Leading corporations and Internet firms are chomping at the bit to enter China’s burgeoning online micro lending sector.
Sudden Boom in China’s Online Micro Lending Sector
As of the end of March the Chinese government had issued a total of 82 licenses for online micro lending, with at least 47 new firms entering the sector in 2016 alone.
Listed companies are a key driving force behind this sudden proliferation in the online micro lending sector, backing the establishment of 51 license-holders.
Southern China is home to the preponderance of new online micro lenders, due to the strength of its IT and Internet industries.
Guangdong province is host to the largest number of online micro lenders, with 29 in total, while the central Chinese mega city of Chongqing lays claim to a further 18.
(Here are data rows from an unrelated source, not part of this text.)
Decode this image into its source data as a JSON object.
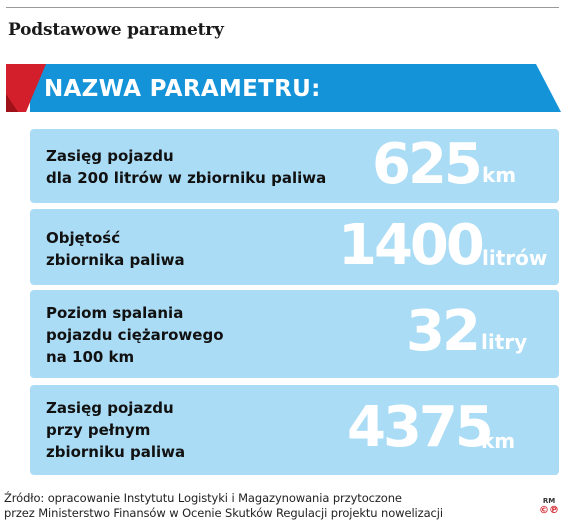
{
  "header": {
    "title": "Podstawowe parametry"
  },
  "banner": {
    "label": "NAZWA PARAMETRU:",
    "colors": {
      "red": "#d21f2b",
      "blue": "#1493d8"
    }
  },
  "cards": [
    {
      "label_lines": [
        "Zasięg pojazdu",
        "dla 200 litrów w zbiorniku paliwa"
      ],
      "value": "625",
      "unit": "km"
    },
    {
      "label_lines": [
        "Objętość",
        "zbiornika paliwa"
      ],
      "value": "1400",
      "unit": "litrów"
    },
    {
      "label_lines": [
        "Poziom spalania",
        "pojazdu ciężarowego",
        "na 100 km"
      ],
      "value": "32",
      "unit": "litry"
    },
    {
      "label_lines": [
        "Zasięg pojazdu",
        "przy pełnym",
        "zbiorniku paliwa"
      ],
      "value": "4375",
      "unit": "km"
    }
  ],
  "footer": {
    "source_lines": [
      "Źródło: opracowanie Instytutu Logistyki i Magazynowania przytoczone",
      "przez Ministerstwo Finansów w Ocenie Skutków Regulacji projektu nowelizacji"
    ],
    "credit_top": "RM",
    "credit_logo": "©℗"
  }
}
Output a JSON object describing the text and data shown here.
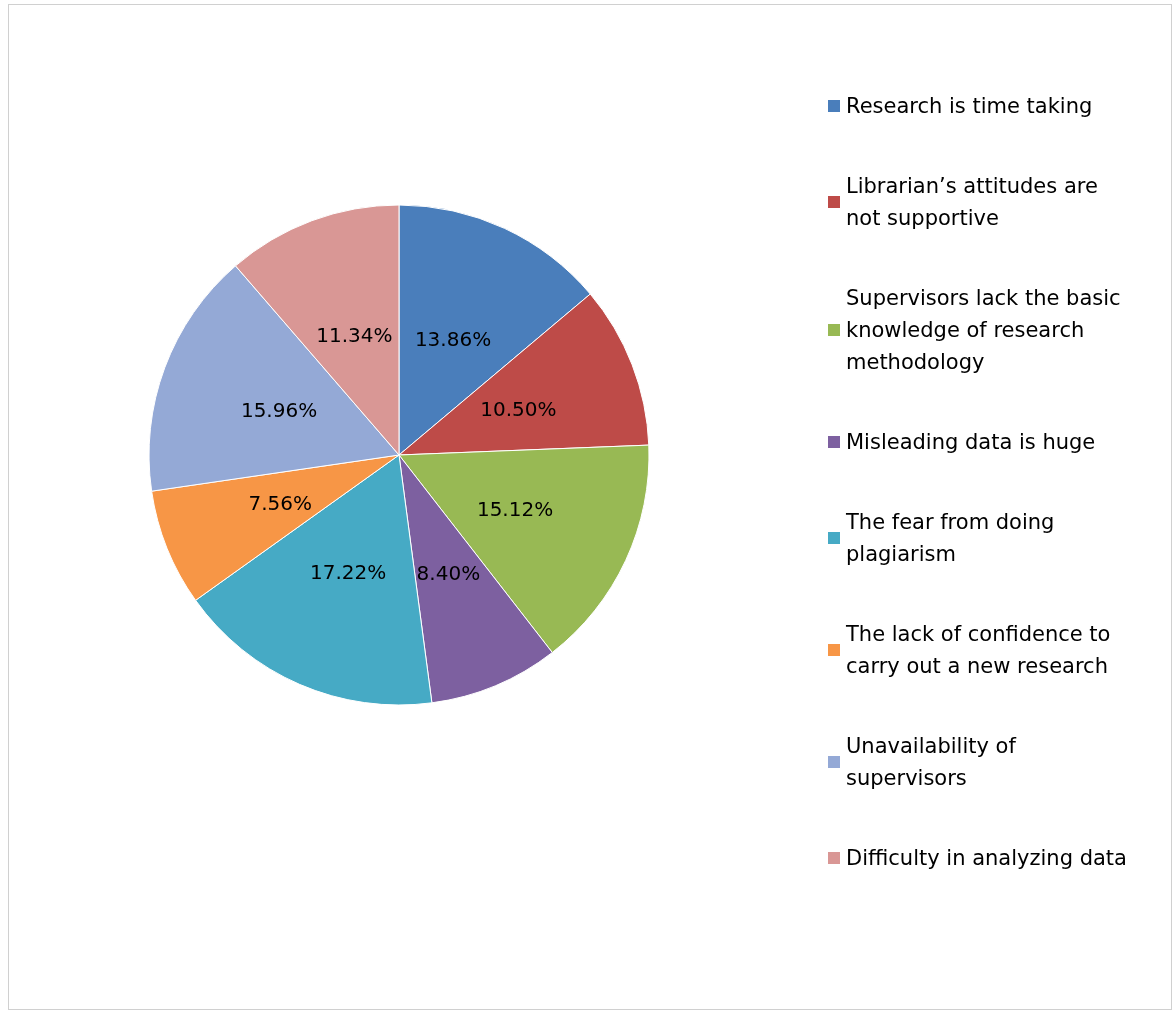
{
  "chart_data": {
    "type": "pie",
    "categories": [
      "Research is time taking",
      "Librarian’s attitudes are not supportive",
      "Supervisors lack the basic knowledge of research methodology",
      "Misleading data is huge",
      "The fear from doing plagiarism",
      "The lack of confidence to carry out a new research",
      "Unavailability of supervisors",
      "Difficulty in analyzing data"
    ],
    "values": [
      13.86,
      10.5,
      15.12,
      8.4,
      17.22,
      7.56,
      15.96,
      11.34
    ],
    "value_labels": [
      "13.86%",
      "10.50%",
      "15.12%",
      "8.40%",
      "17.22%",
      "7.56%",
      "15.96%",
      "11.34%"
    ],
    "colors": [
      "#4a7ebb",
      "#be4b48",
      "#98b954",
      "#7d60a0",
      "#46aac5",
      "#f79646",
      "#94a9d6",
      "#d99795"
    ],
    "legend": "right"
  }
}
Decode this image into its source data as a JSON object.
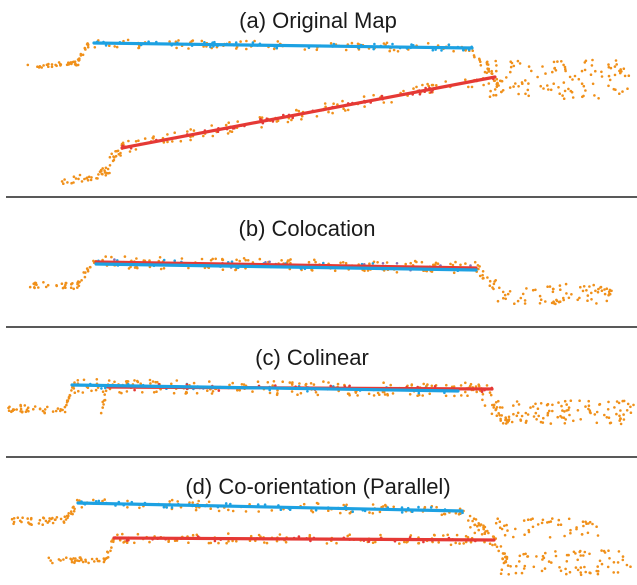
{
  "colors": {
    "blue_line": "#1da1e2",
    "red_line": "#e53935",
    "points": "#f0901a",
    "divider": "#222222",
    "text": "#1a1a1a"
  },
  "panels": [
    {
      "id": "a",
      "title": "(a) Original Map",
      "description": "Two separate line segments in different positions and orientations"
    },
    {
      "id": "b",
      "title": "(b) Colocation",
      "description": "Blue and red segments coincide"
    },
    {
      "id": "c",
      "title": "(c) Colinear",
      "description": "Segments lie on the same line, shifted along it"
    },
    {
      "id": "d",
      "title": "(d) Co-orientation (Parallel)",
      "description": "Segments parallel but offset vertically"
    }
  ]
}
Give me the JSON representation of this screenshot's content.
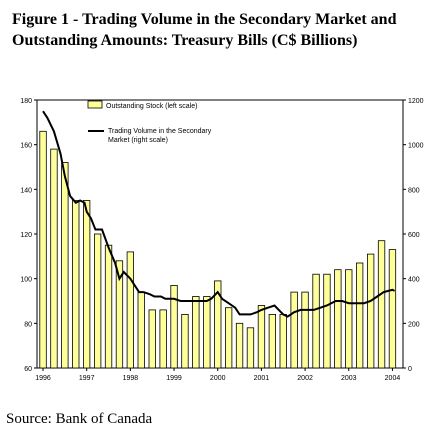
{
  "figure": {
    "title": "Figure 1 - Trading Volume in the Secondary Market and Outstanding Amounts:  Treasury Bills (C$ Billions)",
    "source": "Source: Bank of Canada"
  },
  "chart_data": {
    "type": "bar+line",
    "x_tick_labels": [
      "1996",
      "1997",
      "1998",
      "1999",
      "2000",
      "2001",
      "2002",
      "2003",
      "2004"
    ],
    "left_axis": {
      "ticks": [
        60,
        80,
        100,
        120,
        140,
        160,
        180
      ],
      "range": [
        60,
        180
      ]
    },
    "right_axis": {
      "ticks": [
        0,
        200,
        400,
        600,
        800,
        1000,
        1200
      ],
      "range": [
        0,
        1200
      ]
    },
    "legend_position": "top-left",
    "colors": {
      "bars": "#ffff99",
      "bar_border": "#000000",
      "line": "#000000"
    },
    "series": [
      {
        "name": "Outstanding Stock (left scale)",
        "kind": "bar",
        "axis": "left",
        "x": [
          1996.0,
          1996.25,
          1996.5,
          1996.75,
          1997.0,
          1997.25,
          1997.5,
          1997.75,
          1998.0,
          1998.25,
          1998.5,
          1998.75,
          1999.0,
          1999.25,
          1999.5,
          1999.75,
          2000.0,
          2000.25,
          2000.5,
          2000.75,
          2001.0,
          2001.25,
          2001.5,
          2001.75,
          2002.0,
          2002.25,
          2002.5,
          2002.75,
          2003.0,
          2003.25,
          2003.5,
          2003.75,
          2004.0
        ],
        "values": [
          166,
          158,
          152,
          135,
          135,
          120,
          115,
          108,
          112,
          94,
          86,
          86,
          97,
          84,
          92,
          92,
          99,
          87,
          80,
          78,
          88,
          84,
          84,
          94,
          94,
          102,
          102,
          104,
          104,
          107,
          111,
          117,
          113
        ]
      },
      {
        "name": "Trading Volume in the Secondary Market (right scale)",
        "kind": "line",
        "axis": "right",
        "x": [
          1996.0,
          1996.1,
          1996.25,
          1996.4,
          1996.5,
          1996.62,
          1996.75,
          1996.85,
          1996.95,
          1997.0,
          1997.1,
          1997.2,
          1997.35,
          1997.5,
          1997.65,
          1997.75,
          1997.85,
          1998.0,
          1998.1,
          1998.2,
          1998.3,
          1998.45,
          1998.55,
          1998.7,
          1998.8,
          1998.9,
          1999.0,
          1999.15,
          1999.3,
          1999.45,
          1999.6,
          1999.75,
          1999.85,
          2000.0,
          2000.1,
          2000.25,
          2000.4,
          2000.5,
          2000.6,
          2000.75,
          2000.9,
          2001.0,
          2001.15,
          2001.3,
          2001.5,
          2001.6,
          2001.75,
          2001.9,
          2002.0,
          2002.2,
          2002.35,
          2002.5,
          2002.7,
          2002.85,
          2003.0,
          2003.2,
          2003.35,
          2003.5,
          2003.65,
          2003.8,
          2004.0,
          2004.05
        ],
        "values": [
          1150,
          1120,
          1060,
          960,
          860,
          770,
          740,
          750,
          740,
          700,
          670,
          620,
          620,
          540,
          470,
          400,
          430,
          400,
          370,
          340,
          340,
          330,
          320,
          320,
          310,
          310,
          310,
          300,
          300,
          300,
          300,
          300,
          310,
          340,
          310,
          290,
          270,
          240,
          240,
          240,
          250,
          260,
          270,
          280,
          240,
          230,
          250,
          260,
          260,
          260,
          270,
          280,
          300,
          300,
          290,
          290,
          290,
          300,
          320,
          340,
          350,
          345
        ]
      }
    ]
  }
}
Jiangsu and Jiangxi province are home to 11 and six online micro lenders respectively, while Shanghai-centred Zhejiang province has a total of five.
Given the relative youth of China’s online micro loans sector, many new entrants are still in the process of developing the online technology and protocols needed for their lending operations, or striving to adapt traditional micro loan business models to the Internet.
Core Benefits of Online Microlending for China’s Financial Ecosystem
Leading figures in the online micro loans sector believe that it could play an key ancillary role in Chinese financial markets, by breaking through the geographic restrictions of traditional micro lending, and giving companies the opportunity to channel their funds to any location in the country.
Given that so many online micro lenders are backed by large-scale listed companies, a key advantage they possess is access to extensive and detailed information on potential borrowers who are clients of their parent company.
This means they can establish more effective risk control systems and lending decision mechanisms straight out of the gate.
An outstanding example of this is the online micro loan platforms established by major online and electronics retailers such as Ali Baba, JD.com and Suning, who have a vast customer base as well as accompanying database that can abet lending decisions.
Another advantage is the versatility online micro lenders enjoy under China’s existing regulatory framework, which permits them to lend to both individuals and enterprises.
Regulation Attention and Risk
The breakneck growth of China’s online micro lending sector has created concern amongst some that regulators as well as companies will lack sufficient ability to control risk in the sector.
The China Banking Regulatory Commission issued a notice on risk in relation to online micro lending earlier this year, calling for local government to exercise caution in its approval processes prior to the released of nation-wide opinions on the sector.
Li Junfang, chairman of CBRC’s Inclusive Finance Department has also said that local financial regulators must exercise particular care in relation to cross-border online micro lending, and prevent the formation of new forms of “regulatory arbitrage” or risk.